La Verità sulle Energie Rinnovabili
La Verità sulle Energie Rinnovabili
Per affrontare la complessa questione dei consumi energetici e quindi della sostenibilità o meno delle fonti è necessario che tutta l’Opinione pubblica sia fortemente coinvolta in un processo di informazione senza il quale non c’è più futuro per come lo concepisce il mondo occidentale.
Chiaramente il ruolo politico e l’impegno sul tema non potranno più essere quelli tanto superficiali e poco professionali odierni.
Attorno alla questione energetica non c’è solo il problema dell’approvvigionamento (e quindi la disputa rinnovabili non rinnovabili) ma soprattutto una diversa conformazione sociale ed urbanistica, senza la quale ogni programma o progetto energetico risulterà un fallimento.
Ricordiamo che oggi l’80 della popolazione europea risiede nelle grandi città, mentre il 20 % nei territori rurali. Questo ci porta ad una grossa riflessione se consideriamo che i grandi centri abitati sono altamente energivori per via delle infrastrutture necessarie, delle lunghezze delle distanze dei trasporti e degli approvvigionamenti alimentari, energetici, ecc.
Senza una rimodulazione urbanistica, produttiva e di distribuzione del connubio produzione energia/consumo della stessa non ha senso alcun dibattito sulle energie.

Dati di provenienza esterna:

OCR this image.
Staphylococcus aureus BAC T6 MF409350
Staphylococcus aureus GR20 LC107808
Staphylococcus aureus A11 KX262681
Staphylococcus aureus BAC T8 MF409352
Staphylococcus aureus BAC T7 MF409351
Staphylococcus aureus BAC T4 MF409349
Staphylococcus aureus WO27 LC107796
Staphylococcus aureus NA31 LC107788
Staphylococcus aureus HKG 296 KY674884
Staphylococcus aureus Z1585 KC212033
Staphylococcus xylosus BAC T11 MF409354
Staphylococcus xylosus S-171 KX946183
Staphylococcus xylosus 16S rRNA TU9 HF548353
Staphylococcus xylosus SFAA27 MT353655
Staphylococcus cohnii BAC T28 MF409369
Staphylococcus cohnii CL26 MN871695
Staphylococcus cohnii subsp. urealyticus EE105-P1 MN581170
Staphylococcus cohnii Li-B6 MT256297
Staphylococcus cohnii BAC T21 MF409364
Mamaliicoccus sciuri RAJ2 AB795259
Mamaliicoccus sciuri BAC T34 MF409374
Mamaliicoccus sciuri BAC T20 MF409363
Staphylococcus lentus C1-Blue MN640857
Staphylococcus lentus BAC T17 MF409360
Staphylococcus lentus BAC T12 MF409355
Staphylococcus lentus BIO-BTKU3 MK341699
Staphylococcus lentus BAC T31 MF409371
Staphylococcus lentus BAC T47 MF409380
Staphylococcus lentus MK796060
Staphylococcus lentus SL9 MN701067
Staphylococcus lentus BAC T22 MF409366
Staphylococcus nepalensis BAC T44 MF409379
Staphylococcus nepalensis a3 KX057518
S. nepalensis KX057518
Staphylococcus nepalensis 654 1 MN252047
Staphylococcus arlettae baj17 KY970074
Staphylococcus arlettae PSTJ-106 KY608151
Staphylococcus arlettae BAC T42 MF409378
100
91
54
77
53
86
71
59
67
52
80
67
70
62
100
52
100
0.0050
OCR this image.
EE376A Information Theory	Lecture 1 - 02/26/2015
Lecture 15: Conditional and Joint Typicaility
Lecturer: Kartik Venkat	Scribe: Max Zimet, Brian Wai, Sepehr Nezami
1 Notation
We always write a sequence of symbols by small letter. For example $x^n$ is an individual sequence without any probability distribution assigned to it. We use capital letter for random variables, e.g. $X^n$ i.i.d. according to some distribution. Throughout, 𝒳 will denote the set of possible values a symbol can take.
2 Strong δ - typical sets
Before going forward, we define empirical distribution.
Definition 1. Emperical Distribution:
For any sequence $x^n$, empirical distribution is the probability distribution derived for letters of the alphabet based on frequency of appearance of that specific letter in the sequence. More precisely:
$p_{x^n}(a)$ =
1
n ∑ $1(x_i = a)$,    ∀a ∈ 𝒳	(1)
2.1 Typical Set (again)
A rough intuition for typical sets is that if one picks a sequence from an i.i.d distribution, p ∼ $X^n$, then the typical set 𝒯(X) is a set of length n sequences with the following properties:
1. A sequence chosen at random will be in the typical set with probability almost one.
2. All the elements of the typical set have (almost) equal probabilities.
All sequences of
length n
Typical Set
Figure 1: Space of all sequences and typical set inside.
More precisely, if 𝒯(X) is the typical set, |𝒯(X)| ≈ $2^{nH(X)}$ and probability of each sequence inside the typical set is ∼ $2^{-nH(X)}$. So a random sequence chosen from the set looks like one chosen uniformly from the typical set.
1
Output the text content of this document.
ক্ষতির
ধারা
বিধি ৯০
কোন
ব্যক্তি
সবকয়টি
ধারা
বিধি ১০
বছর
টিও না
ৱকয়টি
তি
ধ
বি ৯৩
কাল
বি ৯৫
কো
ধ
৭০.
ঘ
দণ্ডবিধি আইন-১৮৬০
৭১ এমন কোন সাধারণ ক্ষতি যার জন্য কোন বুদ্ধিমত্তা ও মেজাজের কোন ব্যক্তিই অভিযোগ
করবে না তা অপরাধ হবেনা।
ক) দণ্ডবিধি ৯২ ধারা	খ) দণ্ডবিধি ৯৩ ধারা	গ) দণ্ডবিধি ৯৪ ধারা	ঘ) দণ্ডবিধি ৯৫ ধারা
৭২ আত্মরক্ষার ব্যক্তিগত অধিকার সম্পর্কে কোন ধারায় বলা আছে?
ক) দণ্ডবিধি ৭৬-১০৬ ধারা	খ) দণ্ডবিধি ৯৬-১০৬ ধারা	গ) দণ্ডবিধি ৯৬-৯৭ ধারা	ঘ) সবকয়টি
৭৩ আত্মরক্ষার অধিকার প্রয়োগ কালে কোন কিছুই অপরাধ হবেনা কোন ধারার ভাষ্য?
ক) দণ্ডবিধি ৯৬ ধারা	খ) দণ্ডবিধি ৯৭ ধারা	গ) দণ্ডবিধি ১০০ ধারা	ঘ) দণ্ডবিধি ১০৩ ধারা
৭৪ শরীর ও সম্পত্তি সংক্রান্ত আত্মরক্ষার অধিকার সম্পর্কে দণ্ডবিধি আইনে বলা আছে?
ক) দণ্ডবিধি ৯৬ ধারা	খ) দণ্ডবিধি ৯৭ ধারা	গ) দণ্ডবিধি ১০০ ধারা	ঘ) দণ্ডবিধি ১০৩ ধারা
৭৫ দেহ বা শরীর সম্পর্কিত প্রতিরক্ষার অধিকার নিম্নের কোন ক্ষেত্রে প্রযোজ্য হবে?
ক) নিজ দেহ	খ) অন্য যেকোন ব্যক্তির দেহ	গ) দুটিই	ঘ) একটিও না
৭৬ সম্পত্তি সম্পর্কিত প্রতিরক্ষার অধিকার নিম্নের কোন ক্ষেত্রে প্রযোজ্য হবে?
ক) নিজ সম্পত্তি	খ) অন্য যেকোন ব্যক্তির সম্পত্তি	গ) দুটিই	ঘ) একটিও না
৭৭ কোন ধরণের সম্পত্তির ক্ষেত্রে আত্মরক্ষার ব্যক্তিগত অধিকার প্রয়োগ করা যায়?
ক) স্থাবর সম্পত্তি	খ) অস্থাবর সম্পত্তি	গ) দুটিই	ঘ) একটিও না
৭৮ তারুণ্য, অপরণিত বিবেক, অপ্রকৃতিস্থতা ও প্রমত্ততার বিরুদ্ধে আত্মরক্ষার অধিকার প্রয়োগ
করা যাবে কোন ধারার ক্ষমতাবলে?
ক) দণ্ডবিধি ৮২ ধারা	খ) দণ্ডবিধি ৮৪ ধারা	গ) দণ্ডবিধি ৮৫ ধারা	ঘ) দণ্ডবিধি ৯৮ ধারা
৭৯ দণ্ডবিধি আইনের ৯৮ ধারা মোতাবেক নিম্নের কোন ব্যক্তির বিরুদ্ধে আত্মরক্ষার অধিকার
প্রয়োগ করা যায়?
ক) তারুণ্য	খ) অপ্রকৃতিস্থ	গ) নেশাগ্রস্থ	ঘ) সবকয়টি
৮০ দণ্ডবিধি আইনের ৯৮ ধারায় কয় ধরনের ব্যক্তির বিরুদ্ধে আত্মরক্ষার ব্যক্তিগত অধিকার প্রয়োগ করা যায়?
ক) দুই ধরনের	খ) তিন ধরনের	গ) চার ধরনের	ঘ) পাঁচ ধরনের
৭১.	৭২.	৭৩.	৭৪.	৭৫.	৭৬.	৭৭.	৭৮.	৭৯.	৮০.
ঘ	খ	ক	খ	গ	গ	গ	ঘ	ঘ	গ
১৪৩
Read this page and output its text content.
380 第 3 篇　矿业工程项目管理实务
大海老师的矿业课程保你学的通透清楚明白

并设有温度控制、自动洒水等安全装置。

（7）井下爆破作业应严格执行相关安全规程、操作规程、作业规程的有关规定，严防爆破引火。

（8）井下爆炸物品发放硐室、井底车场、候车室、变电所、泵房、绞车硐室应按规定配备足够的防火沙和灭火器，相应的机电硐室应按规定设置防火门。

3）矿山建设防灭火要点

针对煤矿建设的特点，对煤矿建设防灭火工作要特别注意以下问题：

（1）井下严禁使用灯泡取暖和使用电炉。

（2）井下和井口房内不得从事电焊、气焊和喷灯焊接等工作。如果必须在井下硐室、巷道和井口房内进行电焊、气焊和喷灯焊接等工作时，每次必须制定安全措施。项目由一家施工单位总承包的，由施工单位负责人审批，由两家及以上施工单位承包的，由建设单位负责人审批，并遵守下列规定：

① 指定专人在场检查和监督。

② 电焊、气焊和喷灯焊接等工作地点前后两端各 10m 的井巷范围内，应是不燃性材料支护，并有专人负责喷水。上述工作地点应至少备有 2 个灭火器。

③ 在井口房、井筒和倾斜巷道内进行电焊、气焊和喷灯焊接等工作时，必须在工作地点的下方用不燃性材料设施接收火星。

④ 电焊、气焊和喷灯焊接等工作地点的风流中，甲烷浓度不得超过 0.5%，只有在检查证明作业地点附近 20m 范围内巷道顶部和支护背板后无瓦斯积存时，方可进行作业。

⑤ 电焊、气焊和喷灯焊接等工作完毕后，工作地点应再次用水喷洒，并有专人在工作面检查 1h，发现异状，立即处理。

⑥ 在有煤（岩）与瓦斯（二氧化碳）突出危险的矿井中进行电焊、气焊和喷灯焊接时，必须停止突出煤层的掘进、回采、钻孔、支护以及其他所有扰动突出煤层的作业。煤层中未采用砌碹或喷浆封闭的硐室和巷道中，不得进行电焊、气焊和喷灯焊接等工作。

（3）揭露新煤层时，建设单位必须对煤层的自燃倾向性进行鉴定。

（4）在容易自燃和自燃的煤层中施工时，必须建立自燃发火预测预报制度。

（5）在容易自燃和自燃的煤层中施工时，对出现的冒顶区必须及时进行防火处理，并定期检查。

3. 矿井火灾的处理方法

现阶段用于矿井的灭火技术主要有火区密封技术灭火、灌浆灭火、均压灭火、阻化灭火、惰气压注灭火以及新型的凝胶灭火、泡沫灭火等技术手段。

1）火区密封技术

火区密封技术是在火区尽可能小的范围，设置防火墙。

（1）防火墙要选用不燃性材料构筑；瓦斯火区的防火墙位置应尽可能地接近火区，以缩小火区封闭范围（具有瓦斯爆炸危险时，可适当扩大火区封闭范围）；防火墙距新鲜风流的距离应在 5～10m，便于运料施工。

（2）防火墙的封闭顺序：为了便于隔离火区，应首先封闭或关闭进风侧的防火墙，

È un puro esercizio di demagogia politica e di contrapposizione faziosa.
“La popolazione umana – ci ricorda poi il demografo Joel Cohen della Columbia University – cresce fra i 75 e gli 80 milioni di persone all’anno. E’ come se al nostro pianeta si aggiungesse un altro Bangladesh ogni due anni”. Inoltre, per effetto dello sviluppo economico, spiega l’esperto energetico Daniel Yergin, “nei prossimi vent’anni due miliardi di persone passeranno da un reddito pro capite di diecimila dollari l’anno a uno compreso fra i dieci e i trentamila dollari”. Conseguenza: entro il 2030 il consumo mondiale di energia elettrica sarà raddoppiato.
Costruire le centrali necessarie per soddisfare questa domanda, costerà 14.000 miliardi di dollari. Ma i costi per l’ambiente saranno immensamente superiori. Se dovesse restare invariata la nostra dipendenza attuale dalle energie fossili, che è circa dell’80%, secondo le proiezioni dell’Ocse in quarant’anni aumenteranno del 50% le emissioni di CO2. Per non parlare dei livelli di inquinamento, che saranno ben oltre ogni soglia di sopportabilità per la salute umana. La conclusione è obbligata: la sopravvivenza dell’umanità dipende dalle energie rinnovabili. Ma non basterà uno sviluppo “lineare” delle fonti pulite.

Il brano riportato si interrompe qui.